Robert Bellarmine SJ and the Inquisition
Today is St Robert Bellarmine SJ Day. He's well liked but when I think of him, all I can think of is his position in the Roman Inquisition, which handled the trials of Copernicus, Galileo, and Giordano Bruno, among others ...
Clement VIII, set great store by him. He was made rector of the Roman College in 1592, examiner of bishops in 1598, and cardinal in 1599. Immediately after his appointment as Cardinal, Pope Clement made him a Cardinal Inquisitor, in which capacity he served as one of the judges at the trial of Giordano Bruno, and concurred in the decision which condemned Bruno to be burned at the stake as a heretic. - Wikipedia
There have been recent discussions about the church and Bruno ... an episode of Cosmos about the church's treatment of Bruno sparked a kind of backlash by those who believe the church wasn't really against science but murdered Bruno for his religious rather than scientific views. Here's one discussion of the issues ... Defending Giordano Bruno: A Response from the Co-Writer of “Cosmos”.

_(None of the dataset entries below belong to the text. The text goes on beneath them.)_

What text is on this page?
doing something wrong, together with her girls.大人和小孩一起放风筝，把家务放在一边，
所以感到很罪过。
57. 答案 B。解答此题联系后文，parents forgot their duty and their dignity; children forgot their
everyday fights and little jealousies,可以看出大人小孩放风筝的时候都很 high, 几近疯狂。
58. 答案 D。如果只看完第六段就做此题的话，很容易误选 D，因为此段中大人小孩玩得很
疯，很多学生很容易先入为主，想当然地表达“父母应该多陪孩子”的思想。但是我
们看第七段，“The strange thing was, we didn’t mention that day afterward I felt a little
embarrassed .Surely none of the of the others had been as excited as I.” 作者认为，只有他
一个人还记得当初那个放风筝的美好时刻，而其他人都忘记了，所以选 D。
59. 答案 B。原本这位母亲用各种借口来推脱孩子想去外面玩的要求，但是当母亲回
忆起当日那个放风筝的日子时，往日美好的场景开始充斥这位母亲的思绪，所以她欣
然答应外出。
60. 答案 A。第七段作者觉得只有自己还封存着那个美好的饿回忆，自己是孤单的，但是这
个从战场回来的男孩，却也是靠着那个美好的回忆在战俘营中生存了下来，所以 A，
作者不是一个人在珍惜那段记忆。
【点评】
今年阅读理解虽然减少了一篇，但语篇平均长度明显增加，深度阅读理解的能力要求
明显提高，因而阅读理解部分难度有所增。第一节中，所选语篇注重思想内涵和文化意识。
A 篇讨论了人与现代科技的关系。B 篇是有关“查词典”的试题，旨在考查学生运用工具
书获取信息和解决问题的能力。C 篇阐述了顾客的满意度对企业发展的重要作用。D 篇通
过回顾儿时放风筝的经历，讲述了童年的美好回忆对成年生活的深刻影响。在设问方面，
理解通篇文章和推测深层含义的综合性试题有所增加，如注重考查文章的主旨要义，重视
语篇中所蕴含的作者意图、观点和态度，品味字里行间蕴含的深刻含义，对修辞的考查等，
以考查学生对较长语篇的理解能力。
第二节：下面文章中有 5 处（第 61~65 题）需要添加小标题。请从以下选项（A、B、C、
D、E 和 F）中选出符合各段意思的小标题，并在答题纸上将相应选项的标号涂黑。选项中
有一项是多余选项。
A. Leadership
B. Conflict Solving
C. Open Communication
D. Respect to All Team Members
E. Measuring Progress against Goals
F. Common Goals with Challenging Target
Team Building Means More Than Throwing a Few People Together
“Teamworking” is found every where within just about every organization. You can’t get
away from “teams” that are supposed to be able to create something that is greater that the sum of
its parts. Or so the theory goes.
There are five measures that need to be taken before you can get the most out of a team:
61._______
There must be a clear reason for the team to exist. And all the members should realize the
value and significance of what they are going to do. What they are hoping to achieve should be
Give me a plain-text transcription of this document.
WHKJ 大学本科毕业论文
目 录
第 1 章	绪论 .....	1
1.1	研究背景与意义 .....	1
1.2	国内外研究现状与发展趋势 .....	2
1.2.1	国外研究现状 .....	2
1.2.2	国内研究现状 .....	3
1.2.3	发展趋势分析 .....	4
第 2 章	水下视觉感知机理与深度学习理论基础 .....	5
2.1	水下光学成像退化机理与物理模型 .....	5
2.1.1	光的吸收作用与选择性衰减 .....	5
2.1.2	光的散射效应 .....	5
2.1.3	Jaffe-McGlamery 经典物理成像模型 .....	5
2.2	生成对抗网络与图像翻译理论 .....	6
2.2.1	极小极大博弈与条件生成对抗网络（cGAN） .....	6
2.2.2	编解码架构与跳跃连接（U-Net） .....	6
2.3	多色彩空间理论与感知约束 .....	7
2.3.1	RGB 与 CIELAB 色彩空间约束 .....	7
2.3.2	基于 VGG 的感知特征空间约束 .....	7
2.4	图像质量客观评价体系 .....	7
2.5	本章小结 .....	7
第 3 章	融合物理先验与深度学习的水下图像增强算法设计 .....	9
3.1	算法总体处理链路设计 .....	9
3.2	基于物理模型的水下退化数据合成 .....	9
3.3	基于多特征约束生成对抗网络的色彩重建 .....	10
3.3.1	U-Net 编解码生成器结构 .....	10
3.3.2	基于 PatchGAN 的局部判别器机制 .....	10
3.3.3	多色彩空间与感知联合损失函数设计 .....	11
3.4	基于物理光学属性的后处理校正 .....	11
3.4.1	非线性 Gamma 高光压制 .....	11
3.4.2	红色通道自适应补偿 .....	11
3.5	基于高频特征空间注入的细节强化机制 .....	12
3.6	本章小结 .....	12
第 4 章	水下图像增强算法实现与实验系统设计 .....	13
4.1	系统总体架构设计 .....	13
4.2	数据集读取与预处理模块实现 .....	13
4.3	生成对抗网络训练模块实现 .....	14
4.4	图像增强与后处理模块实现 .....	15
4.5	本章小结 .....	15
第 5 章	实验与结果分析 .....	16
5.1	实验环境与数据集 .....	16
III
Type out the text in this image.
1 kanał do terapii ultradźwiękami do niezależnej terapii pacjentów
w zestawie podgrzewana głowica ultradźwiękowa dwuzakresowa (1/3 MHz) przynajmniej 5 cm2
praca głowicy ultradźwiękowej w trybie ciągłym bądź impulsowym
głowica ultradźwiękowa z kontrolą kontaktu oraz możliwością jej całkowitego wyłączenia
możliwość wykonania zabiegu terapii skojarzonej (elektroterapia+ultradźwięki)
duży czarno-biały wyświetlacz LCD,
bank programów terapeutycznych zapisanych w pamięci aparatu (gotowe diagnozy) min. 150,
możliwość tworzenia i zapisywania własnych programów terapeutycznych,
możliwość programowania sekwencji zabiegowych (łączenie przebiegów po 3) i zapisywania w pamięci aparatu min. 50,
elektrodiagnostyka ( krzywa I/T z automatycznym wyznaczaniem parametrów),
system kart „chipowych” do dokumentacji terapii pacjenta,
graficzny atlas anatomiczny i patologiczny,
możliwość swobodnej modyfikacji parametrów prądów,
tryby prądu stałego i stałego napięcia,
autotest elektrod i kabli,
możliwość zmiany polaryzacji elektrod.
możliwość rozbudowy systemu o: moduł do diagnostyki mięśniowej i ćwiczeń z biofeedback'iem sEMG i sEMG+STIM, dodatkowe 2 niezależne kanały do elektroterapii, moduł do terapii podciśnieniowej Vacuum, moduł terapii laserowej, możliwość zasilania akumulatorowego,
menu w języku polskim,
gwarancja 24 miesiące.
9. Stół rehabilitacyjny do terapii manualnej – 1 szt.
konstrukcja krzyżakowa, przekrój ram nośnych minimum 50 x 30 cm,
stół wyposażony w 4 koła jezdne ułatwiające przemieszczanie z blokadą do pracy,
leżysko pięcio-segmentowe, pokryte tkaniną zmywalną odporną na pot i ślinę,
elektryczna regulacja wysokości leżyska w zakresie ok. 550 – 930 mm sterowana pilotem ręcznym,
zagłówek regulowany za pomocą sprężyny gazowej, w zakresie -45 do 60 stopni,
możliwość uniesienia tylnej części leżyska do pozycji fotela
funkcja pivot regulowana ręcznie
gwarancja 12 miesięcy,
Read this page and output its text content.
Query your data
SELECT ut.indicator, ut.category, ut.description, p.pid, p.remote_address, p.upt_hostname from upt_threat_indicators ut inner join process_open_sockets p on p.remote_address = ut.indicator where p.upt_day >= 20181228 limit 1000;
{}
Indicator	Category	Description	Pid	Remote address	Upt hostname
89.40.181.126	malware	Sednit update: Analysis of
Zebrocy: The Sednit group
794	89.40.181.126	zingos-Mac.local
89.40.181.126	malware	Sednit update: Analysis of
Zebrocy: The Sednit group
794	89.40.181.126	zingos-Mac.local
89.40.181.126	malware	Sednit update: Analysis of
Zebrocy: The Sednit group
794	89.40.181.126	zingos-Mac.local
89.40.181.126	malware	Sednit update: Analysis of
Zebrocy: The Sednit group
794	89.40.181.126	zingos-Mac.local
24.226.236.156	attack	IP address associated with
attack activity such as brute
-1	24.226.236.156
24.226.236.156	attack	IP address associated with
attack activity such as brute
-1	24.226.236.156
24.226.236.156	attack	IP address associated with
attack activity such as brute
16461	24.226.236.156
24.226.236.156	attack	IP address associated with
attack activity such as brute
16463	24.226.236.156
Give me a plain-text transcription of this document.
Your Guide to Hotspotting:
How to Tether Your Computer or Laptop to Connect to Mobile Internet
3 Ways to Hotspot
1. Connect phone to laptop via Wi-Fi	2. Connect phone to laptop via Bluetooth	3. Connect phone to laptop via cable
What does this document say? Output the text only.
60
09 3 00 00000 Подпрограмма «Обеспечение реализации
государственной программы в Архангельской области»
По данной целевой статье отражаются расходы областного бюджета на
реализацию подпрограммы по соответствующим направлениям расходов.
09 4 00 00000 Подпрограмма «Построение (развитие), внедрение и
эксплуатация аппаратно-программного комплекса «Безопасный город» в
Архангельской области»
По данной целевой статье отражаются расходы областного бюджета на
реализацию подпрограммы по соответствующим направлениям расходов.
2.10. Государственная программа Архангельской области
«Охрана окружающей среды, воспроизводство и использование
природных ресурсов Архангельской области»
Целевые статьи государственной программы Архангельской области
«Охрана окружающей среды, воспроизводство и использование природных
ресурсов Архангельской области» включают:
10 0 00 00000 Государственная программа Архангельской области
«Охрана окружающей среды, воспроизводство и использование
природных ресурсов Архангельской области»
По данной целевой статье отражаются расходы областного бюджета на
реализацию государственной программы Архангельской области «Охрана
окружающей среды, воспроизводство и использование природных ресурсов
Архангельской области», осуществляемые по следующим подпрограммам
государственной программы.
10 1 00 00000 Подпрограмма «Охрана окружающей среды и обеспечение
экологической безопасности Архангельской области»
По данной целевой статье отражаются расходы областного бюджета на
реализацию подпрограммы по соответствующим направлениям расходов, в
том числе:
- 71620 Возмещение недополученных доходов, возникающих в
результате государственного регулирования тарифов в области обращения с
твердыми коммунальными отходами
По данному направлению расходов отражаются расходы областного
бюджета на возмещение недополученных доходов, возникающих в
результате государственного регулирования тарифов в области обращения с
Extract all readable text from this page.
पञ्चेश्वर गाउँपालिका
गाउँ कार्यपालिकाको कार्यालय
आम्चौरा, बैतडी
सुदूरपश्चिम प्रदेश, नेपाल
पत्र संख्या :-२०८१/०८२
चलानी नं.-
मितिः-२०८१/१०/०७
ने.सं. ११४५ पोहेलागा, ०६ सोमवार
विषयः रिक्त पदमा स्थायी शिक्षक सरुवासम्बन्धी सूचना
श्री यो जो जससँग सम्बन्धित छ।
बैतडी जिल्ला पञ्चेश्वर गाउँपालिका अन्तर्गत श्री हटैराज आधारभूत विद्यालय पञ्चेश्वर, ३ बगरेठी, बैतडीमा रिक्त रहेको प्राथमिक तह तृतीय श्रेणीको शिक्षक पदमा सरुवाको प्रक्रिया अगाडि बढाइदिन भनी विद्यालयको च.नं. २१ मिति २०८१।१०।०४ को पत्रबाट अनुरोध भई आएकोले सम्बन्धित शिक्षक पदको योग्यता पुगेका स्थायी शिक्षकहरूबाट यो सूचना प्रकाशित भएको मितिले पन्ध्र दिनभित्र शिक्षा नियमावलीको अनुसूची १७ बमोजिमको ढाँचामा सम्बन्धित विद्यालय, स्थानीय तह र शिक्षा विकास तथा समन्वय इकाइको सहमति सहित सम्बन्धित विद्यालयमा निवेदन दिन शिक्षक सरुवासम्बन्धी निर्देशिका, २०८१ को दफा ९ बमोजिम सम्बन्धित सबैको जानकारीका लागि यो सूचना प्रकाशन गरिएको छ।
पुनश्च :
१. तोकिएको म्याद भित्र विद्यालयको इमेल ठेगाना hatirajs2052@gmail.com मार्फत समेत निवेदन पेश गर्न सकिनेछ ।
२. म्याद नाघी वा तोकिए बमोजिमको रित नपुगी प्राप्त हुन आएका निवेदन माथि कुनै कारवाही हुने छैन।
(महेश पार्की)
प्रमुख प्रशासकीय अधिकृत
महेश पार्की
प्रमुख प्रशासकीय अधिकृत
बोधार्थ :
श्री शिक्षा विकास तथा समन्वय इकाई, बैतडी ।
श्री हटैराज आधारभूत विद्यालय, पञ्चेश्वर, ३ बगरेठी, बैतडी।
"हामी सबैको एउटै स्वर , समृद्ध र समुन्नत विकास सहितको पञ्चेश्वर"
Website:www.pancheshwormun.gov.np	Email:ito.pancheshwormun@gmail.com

Bellarmine is, I think, considered reasonable about the scientific views he investigated ... he suggested disingenuous workarounds that would allow continued scientific study without a resulting auto-de-fé. In a letter, Bellarmine wrote about Galileo's ideas ...
that interpreting heliocentrism as physically real would be "a very dangerous thing, likely not only to irritate all scholastic philosophers and theologians, but also to harm the Holy Faith by rendering Holy Scripture as false." Moreover, while the topic was not inherently a matter of faith, the statements about it in Scripture were so by virtue of who said them—namely, the Holy Spirit. He conceded that if there were conclusive proof, "then one would have to proceed with great care in explaining the Scriptures that appear contrary; and say rather that we do not understand them, than that what is demonstrated is false."
So, the church wasn't necessarily against science per se, and yes there were lots of Jesuit scientists ... the church was instead against anyone proposing views that the church didn't endorse.
However, the idea that this death-dealing thought-police methodology (the Inquisition) can be spun by some as positive because it wasn't inherently anti-science is just mind-boggling to me. And I can't admire anyone, whether they're a saint or not, who would judge a person worthy of burning at the stake, now matter what that person's beliefs were.